March 7, 2013 in Business

Economy shows uptick

Despite report, Fed likely to hold interest rates steady
Associated Press
 
Rise in orders

Investment orders: U.S. orders for machinery and other factory goods that signal business investment surged in January.

Factory orders: Total factory orders fell 2 percent in January but the decline was mostly due to a steep drop in volatile commercial aircraft and defense orders.

Outlook: The big rise in demand for so-called core capital goods was viewed as an encouraging sign of business confidence in the economy.

WASHINGTON – Strong auto sales, better hiring and a continued housing recovery helped the U.S. economy grow in January and February throughout the country, according to a survey released Wednesday by the Federal Reserve.

The survey noted that 10 of the Fed’s 12 banking districts reported moderate or modest growth, while the Boston and Chicago districts reported slow growth.

Consumer spending increased in most regions, although spending growth slowed in many districts and much of the gains were driven by auto sales.
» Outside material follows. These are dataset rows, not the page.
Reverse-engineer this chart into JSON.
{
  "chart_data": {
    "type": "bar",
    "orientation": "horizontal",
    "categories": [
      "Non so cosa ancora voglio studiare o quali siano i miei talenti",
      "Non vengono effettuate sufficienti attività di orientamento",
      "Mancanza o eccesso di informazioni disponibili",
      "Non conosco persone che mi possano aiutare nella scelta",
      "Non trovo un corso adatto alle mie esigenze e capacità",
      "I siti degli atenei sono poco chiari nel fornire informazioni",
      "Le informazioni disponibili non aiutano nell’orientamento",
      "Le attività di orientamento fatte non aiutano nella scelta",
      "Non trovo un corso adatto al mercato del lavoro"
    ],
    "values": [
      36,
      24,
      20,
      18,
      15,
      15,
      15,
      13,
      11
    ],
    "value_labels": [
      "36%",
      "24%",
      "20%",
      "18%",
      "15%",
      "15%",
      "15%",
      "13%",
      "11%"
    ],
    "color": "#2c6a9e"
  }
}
Many districts said consumers pulled back slightly elsewhere after seeing taxes rise and gas prices increase. Some also expressed concerns about federal spending cuts that started March 1.

Housing markets showed more strength in nearly all parts of the country. Manufacturing grew modestly in most regions after struggling through most of 2012.

The report, called the Beige Book, provides anecdotal information on economic conditions through Feb. 22. The information will be discussed along with other economic data during the Fed’s next policy meeting on March 19-20.

Analysts said the report was slightly more upbeat than the previous Fed survey, noting the modest rebound in manufacturing in the past two months. Jennifer Lee, senior economist at BMO Capital Markets, called the latest survey “more encouraging news on the U.S. economy.”

Many economists believe Fed officials will maintain their low-interest rate policies at current levels but take no new steps at the March meeting.

In January, the Fed stood behind aggressive steps it launched in December to try to reduce unemployment. It repeated that it would keep its key short-term interest rate at a record low at least until unemployment falls below 6.5 percent. And the Fed said it would keep buying Treasurys and mortgage bonds to help lower borrowing costs and encourage spending.

The unemployment rate was 7.9 percent in January when the Fed last met.